Grondwettelijk Hof (Arbitragehof): Arrest aus 29 April 2010 (België). RG 45/2010
- Section :
- Jurisprudence
- Source :
- Justel D-20100429-5
- Numéro de rôle :
- 45/2010
Résumé :
Der Hof erkennt für Recht: Unter Berücksichtigung des in B.6 bis B.8 Erwähnten verstoßen die Artikel 39/60 und 39/81 Absätze 2 bis 4 des Gesetzes vom 15. Dezember 1980 über die Einreise ins Staatsgebiet, den Aufenthalt, die Niederlassung und das Entfernen von Ausländern nicht gegen die Artikel 10 und 11 der Verfassung, insofern ein Ausländer, der vor dem Rat für Ausländerstreitsachen Beschwerde gegen einen Beschluss des Generalkommissars für Flüchtlinge und Staatenlose einlegt, keinen Replikschriftsatz einreichen kann.
Arrêt :
Der Verfassungsgerichtshof,
zusammengesetzt aus den Vorsitzenden M. Melchior und M. Bossuyt, den Richtern R. Henneuse, E. De Groot, L. Lavrysen, A. Alen, J.-P. Snappe, J.-P. Moerman, E. Derycke, J. Spreutels und T. Merckx-Van Goey, und dem emeritierten Vorsitzenden P. Martens gemäss Artikel 60bis des Sondergesetzes vom 6. Januar 1989 über den Verfassungsgerichtshof, unter Assistenz des Kanzlers P.-Y. Dutilleux, unter dem Vorsitz des emeritierten Vorsitzenden P. Martens,
verkündet nach Beratung folgendes Urteil:
I. Gegenstand der präjudiziellen Frage und Verfahren
In seinem Urteil Nr. 193.435 vom 19. Mai 2009 in Sachen Tedde Okum gegen den belgischen Staat, vertreten durch den Generalkommissar für Flüchtlinge und Staatenlose, dessen Ausfertigung am 2. Juni 2009 in der Kanzlei des Hofes eingegangen ist, hat der Staatsrat folgende präjudizielle Frage gestellt:
« Verstossen die Artikel 39/60 und 39/81 Absätze 2 bis 4 des Gesetzes vom 15. Dezember 1980 über die Einreise ins Staatsgebiet, den Aufenthalt, die Niederlassung und das Entfernen von Ausländern, wobei die zwei letztgenannten Absätze durch Artikel 4 des Gesetzes vom 4. Mai 2007 zur Abänderung der Artikel 39/20, 39/79 und 39/81 des besagten Gesetzes vom 15. Dezember 1980 darin eingefügt worden sind, gegen die Artikel 10 und 11 der Verfassung, indem der Ausländer, der vor dem Rat für Ausländerstreitsachen Beschwerde im Verfahren mit unbeschränkter Rechtsprechung gegen einen Beschluss des Generalkommissars für Flüchtlinge und Staatenlose einlegt, keinen Replikschriftsatz einreichen kann, während derjenige, der eine Nichtigkeitsklage erhebt, wohl einen solchen Schriftsatz einreichen kann? ».
(...)
III. In rechtlicher Beziehung
(...)
B.1.1. Die präjudizielle Frage bezieht sich auf die Artikel 39/60 und 39/81 Absätze 2 bis 4 des Gesetzes vom 15. Dezember 1980 über die Einreise ins Staatsgebiet, den Aufenthalt, die Niederlassung und das Entfernen von Ausländern. Diese Bestimmungen handeln vom Rat für Ausländerstreitsachen.

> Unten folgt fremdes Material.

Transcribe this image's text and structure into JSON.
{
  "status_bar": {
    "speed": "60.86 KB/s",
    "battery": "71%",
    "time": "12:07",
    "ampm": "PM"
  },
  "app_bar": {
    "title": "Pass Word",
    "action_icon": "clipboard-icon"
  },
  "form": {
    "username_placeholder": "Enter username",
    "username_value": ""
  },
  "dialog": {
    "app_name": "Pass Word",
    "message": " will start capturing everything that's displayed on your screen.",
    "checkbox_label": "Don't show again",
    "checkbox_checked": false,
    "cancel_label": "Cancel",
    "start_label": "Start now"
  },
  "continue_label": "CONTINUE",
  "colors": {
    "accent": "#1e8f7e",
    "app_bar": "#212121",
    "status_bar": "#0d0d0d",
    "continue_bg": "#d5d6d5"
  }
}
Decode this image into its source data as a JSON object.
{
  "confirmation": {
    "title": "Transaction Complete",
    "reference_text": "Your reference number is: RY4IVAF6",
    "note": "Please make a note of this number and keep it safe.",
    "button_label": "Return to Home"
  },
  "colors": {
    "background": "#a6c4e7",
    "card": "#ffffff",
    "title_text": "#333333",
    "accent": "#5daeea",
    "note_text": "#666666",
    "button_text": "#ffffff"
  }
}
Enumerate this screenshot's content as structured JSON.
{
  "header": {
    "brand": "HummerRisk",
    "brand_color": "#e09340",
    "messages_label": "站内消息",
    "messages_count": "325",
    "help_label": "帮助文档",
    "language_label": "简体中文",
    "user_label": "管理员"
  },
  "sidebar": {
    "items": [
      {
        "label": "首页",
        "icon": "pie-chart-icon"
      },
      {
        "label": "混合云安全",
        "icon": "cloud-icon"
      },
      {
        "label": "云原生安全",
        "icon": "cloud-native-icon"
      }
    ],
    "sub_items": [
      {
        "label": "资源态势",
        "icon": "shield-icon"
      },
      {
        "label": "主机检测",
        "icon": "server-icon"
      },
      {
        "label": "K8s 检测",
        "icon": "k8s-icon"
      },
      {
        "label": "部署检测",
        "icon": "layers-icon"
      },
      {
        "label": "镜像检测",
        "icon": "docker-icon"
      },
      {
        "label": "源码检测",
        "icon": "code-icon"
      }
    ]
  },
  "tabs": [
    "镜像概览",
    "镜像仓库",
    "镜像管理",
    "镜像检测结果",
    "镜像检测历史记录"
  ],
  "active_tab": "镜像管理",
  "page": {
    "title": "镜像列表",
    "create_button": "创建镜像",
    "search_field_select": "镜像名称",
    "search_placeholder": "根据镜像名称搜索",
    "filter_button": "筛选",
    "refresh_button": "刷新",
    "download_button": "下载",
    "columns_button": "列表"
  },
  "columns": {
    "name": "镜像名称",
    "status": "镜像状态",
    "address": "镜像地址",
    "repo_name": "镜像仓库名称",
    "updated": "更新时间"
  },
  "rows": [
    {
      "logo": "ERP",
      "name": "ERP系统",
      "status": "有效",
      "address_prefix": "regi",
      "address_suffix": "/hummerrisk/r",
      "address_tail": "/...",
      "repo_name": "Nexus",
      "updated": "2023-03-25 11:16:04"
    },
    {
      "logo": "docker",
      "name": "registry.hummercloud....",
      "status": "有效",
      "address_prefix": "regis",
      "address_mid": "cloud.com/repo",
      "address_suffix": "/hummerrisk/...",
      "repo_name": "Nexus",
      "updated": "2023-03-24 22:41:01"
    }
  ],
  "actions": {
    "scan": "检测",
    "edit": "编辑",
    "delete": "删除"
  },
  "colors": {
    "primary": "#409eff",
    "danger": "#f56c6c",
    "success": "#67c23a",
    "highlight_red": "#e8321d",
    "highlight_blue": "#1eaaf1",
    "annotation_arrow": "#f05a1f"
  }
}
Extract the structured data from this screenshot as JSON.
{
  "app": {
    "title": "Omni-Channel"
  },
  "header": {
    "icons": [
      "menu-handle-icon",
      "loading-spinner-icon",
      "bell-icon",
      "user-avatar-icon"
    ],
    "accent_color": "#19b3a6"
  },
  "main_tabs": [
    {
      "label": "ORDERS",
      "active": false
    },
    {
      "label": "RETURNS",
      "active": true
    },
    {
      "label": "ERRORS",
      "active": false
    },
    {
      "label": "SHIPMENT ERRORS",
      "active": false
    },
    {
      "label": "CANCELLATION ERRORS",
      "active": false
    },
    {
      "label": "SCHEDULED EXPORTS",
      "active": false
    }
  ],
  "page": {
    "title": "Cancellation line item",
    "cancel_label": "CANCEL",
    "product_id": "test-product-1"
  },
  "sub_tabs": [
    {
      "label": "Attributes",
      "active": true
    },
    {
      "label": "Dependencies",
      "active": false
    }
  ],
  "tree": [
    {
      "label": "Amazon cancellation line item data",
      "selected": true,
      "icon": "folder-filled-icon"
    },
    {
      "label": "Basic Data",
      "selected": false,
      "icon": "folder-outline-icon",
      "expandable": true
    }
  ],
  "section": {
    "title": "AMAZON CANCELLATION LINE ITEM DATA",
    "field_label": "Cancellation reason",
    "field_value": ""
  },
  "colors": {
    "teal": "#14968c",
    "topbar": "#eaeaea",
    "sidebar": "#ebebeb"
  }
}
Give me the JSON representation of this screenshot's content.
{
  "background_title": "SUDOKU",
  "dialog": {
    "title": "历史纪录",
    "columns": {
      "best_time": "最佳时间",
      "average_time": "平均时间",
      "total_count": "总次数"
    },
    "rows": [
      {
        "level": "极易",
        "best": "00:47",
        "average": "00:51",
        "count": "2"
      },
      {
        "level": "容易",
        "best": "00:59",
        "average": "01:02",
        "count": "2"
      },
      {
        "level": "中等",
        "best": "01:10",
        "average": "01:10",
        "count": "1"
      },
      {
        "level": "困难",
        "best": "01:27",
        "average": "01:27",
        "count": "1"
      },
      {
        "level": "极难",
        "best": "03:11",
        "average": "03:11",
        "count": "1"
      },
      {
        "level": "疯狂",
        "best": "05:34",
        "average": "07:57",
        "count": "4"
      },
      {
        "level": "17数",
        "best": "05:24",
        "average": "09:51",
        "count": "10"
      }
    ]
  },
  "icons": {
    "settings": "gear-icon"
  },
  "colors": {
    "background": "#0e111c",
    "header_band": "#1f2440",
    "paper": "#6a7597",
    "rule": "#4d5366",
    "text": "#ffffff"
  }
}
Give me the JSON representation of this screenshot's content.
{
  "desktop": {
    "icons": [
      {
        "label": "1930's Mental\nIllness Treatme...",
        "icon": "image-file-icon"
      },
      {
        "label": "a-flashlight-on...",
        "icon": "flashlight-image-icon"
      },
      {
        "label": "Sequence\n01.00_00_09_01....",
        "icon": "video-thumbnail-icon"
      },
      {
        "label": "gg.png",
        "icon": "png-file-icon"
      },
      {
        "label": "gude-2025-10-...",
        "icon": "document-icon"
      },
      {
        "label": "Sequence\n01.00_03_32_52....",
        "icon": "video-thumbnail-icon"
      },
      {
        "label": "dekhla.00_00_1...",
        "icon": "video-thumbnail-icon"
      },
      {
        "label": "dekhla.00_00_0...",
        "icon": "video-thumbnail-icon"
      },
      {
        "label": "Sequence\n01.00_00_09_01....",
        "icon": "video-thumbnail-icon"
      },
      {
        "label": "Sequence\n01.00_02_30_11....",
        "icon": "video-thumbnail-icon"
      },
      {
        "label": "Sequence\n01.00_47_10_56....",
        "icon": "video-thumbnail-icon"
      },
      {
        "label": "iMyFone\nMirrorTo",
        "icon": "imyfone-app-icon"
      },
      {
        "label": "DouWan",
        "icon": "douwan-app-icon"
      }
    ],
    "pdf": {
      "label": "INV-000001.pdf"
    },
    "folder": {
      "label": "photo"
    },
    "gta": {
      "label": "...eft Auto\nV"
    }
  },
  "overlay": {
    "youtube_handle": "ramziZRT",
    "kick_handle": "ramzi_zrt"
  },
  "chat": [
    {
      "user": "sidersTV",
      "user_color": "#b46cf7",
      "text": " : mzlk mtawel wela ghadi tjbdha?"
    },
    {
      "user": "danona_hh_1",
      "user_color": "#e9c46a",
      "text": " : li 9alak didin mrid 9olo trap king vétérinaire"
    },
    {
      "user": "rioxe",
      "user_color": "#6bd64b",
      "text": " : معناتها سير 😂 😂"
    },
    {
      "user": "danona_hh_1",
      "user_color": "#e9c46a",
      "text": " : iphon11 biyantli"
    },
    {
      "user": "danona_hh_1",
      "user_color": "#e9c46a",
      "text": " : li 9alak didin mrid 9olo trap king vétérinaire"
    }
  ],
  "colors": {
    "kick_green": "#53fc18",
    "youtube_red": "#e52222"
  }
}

B.1.2. Die durch Artikel 39/2 des Gesetzes vom 15. Dezember 1980 dem Rat für Ausländerstreitsachen erteilten Zuständigkeiten sind zweierlei Art:
- Aufgrund von Paragraph 1 von Artikel 39/2 befindet der Rat für Ausländerstreitsachen, wenn er in Angelegenheiten des Asyls und des subsidiären Schutzes urteilt, über die Beschwerden, die gegen die Beschlüsse des Generalkommissars eingereicht werden; es handelt sich um die Zuständigkeit, die zuvor in Asylangelegenheiten dem Ständigen Widerspruchsausschuss für Flüchtlinge erteilt worden war.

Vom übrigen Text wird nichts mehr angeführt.